In opposition to the descriptive (empirical) approach to the study of the Constitution that has had a tendency of predominating in the recent past, there has been a regain of interest in the study of Human Rights, among political scientists a "new-institutionalist" approach has grown strong, and quite generally in Europe, developments such as the fall of the Berlin Wall and the EU development have considerably enhanced the interest in Constitutional Studies as such.
Along this lines, the idea that the Constitution merits to be studied (first) as a (legal) norm is the very basis for the present research project. It is likely to entail important consequences for the topics to be selected, e.g.: a majority based or a "constitutional" concept of democracy; the Constitution not only as an "instrument of government" but even as a "law" to be upheld by Courts; "parliamentary studies" not only of political behavior, but even of norms supposed to govern that behavior; the internal structure of the system of (legal) constitutional norms; the importance of legal/constitutional elements in political arguing; the importance of legal form, for instance as to the relationship between constitutional change by formal amendment and by interpretation; and the relationship between norm and behavior.
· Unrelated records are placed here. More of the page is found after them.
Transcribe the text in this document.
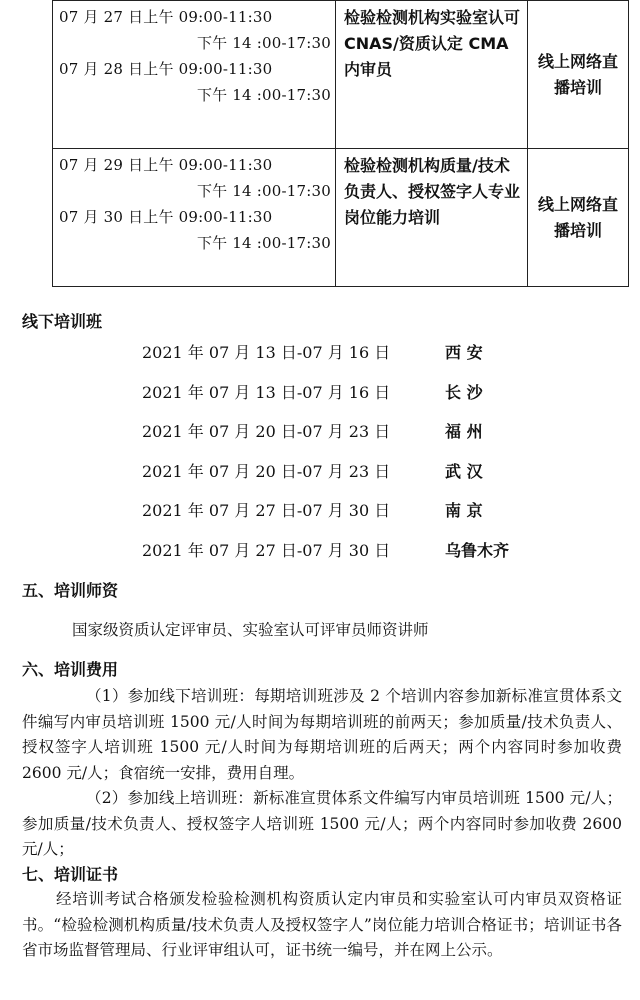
07 月 27 日上午 09:00-11:30
下午 14 :00-17:30
07 月 28 日上午 09:00-11:30
下午 14 :00-17:30	检验检测机构实验室认可 CNAS/资质认定 CMA 内审员	线上网络直播培训

07 月 29 日上午 09:00-11:30
下午 14 :00-17:30
07 月 30 日上午 09:00-11:30
下午 14 :00-17:30	检验检测机构质量/技术负责人、授权签字人专业岗位能力培训	线上网络直播培训
线下培训班
2021 年 07 月 13 日-07 月 16 日	西 安
2021 年 07 月 13 日-07 月 16 日	长 沙
2021 年 07 月 20 日-07 月 23 日	福 州
2021 年 07 月 20 日-07 月 23 日	武 汉
2021 年 07 月 27 日-07 月 30 日	南 京
2021 年 07 月 27 日-07 月 30 日	乌鲁木齐
五、培训师资
国家级资质认定评审员、实验室认可评审员师资讲师
六、培训费用
（1）参加线下培训班：每期培训班涉及 2 个培训内容参加新标准宣贯体系文件编写内审员培训班 1500 元/人时间为每期培训班的前两天；参加质量/技术负责人、授权签字人培训班 1500 元/人时间为每期培训班的后两天；两个内容同时参加收费 2600 元/人；食宿统一安排，费用自理。
（2）参加线上培训班：新标准宣贯体系文件编写内审员培训班 1500 元/人；参加质量/技术负责人、授权签字人培训班 1500 元/人；两个内容同时参加收费 2600 元/人；
七、培训证书
经培训考试合格颁发检验检测机构资质认定内审员和实验室认可内审员双资格证书。“检验检测机构质量/技术负责人及授权签字人”岗位能力培训合格证书；培训证书各省市场监督管理局、行业评审组认可，证书统一编号，并在网上公示。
Within the normative approach, the project will be conducted by Eivind Smith (a constitutional lawyer with broad comparative research and experiences) in collaboration with a lawyer specialised in the philosophy of law (professor Svein Eng), a historian working in the Department of political science with extensive research i.a. in the development of the institutions of the Norwegian parliamentary system (professor Trond-Nordby) and a political scientist with broad experiences i.a. in comparative studies and normative theory (professor Bjørn Erik Rasch).